The intention is to have methods annotated with @Scheduled on non-Singleton beans, and to get the methods called by the scheduler for only bean instances that got created due to other bean instantiations.

I could not find documentation describing the observed behavior or how @Scheduled is specified to work in this particular scenario with non-Singleton beans.

Exemplary Use Case

  • Intention was to have a scheduled watchdog method on a streaming WebSocket that verifies the delay since the last message was received on the WebSocket. If no message was received in time, reconnect the socket.
  • the watchdog-method annotated with @Scheduled, however, led to an implicit instantiation of a separate bean instance.
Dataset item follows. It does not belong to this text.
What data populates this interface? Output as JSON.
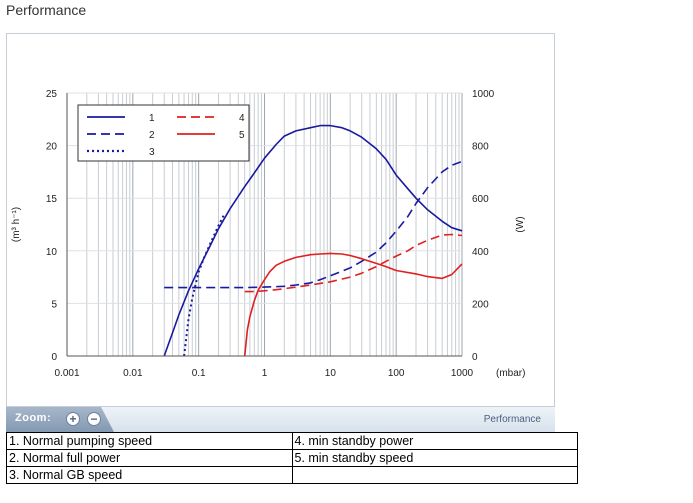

The WebSocket connection was managed by a non-Singleton bean.

Problem

  • the called back watchdog-method then operates on a non-initialized / non-connected "orphan" instance of the WebSocket connection bean.
  • the actual connected WebSocket connection bean instance did not get any scheduler callbacks.

Idea

  1. For non-Singleton beans, the @Scheduled annotations get only evaluated when the bean is instantiated. Then all found annotated methods get registered with the Micronaut Scheduler along with their parent bean instance, such that the callbacks operate on the existing bean instance(s).
  2. The registered callback methods get automatically deregistered when the bean instance terminates.
  3. The registration of callback methods with the Micronaut Scheduler does not hold strong references, so the parent bean instance can terminate and get GC'ed at any time.

Workaround

Classic registration of lambas / Runnables as TimerTasks with java.util.Timer is a viable alternative.